36. A Dream's Deception
a/n: hellooo, part ini pendek tapi kalau mau versi panjang dan joyoknya bisa ke additional partnya langsung ya. Fyi, Argio di versi additional hot mampus wkwkwkwkw. Enjoy!
*
*
*
Ciuman Argio yang semula kasar perlahan ikut melembut seiring pegangannya pada tanganku juga ikut merenggang. Hingga akhirnya tanganku bisa kembali turun sempurna, aku bisa merasakan bibir Argio hanya menempel saja pada bibirku tanpa melakukan apapun.
Napasnya terengah–panas menyentuh wajahku. Terdengar berat tetapi bukan oleh nafsu melainkan emosi. Aku tidak tahu Argio adalah orang yang seemosional ini. Bahkan saat aku ngambek tidak jelas padanya waktu kami di Phuket, lelaki itu masih bersabar meski akhirnya ia sempat ikut ngambek–tetapi dia tidak benar-benar marah.
Marah dalam artian emosi sampai aku untuk sejenak merasa takut padanya.
Argio tiba-tiba saja membalik badanku dan mendorongku hingga memepet ke tembok.
"Why are you laughing with him?
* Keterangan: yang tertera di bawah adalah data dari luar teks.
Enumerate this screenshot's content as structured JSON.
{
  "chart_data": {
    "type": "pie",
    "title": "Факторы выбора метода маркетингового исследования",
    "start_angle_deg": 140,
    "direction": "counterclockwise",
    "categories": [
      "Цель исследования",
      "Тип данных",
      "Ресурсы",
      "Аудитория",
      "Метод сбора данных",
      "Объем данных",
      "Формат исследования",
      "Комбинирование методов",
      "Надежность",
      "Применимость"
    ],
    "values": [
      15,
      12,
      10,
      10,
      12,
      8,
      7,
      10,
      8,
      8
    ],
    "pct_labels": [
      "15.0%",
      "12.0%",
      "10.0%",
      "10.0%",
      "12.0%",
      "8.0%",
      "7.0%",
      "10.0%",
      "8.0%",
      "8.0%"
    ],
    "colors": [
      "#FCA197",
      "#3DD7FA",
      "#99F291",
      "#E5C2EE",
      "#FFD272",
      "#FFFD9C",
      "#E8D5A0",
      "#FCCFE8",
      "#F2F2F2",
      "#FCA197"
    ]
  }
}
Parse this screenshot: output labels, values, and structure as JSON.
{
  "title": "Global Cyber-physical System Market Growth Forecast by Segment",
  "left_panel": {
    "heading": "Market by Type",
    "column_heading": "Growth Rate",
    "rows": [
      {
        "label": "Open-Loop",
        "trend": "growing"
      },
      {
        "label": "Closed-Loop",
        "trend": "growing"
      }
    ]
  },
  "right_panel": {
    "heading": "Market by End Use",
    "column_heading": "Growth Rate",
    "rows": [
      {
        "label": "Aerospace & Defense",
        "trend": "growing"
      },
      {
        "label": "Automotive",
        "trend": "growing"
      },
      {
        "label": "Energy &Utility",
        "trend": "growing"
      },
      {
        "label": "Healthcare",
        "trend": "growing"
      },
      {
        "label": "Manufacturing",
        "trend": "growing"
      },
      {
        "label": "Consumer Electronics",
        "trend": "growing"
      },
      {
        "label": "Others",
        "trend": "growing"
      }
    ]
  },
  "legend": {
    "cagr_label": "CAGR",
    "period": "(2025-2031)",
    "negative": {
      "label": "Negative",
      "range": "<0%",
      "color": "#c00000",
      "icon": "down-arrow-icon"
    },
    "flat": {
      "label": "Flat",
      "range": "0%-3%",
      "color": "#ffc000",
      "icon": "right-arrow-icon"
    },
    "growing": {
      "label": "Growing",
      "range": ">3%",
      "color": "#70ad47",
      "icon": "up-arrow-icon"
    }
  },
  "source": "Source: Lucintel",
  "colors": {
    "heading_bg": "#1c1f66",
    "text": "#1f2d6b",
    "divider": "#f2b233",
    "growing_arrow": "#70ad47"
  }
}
What are you guys talking about? Is that funny?" tanya Argio serak. Aku tidak tahu lagi kini Argio sedang marah atau terangsang. Yang jelas suara dan tindakannya menguarkan aura dominan dan alpha yang sangat kuat. Entah mengapa itu membuatku hanya bisa diam dan menurut pada apa yang dilakukannya.
Dan yang terjadi selanjutnya, aku hanya bisa pasrah pada apapun yang ingin Argio lakukan padaku. Semuanya terjadi begitu saja. Aku membiarkan Argio menumpak sisa emosinya dalam setiap hentakan dan sentuhannya pada tubuhku.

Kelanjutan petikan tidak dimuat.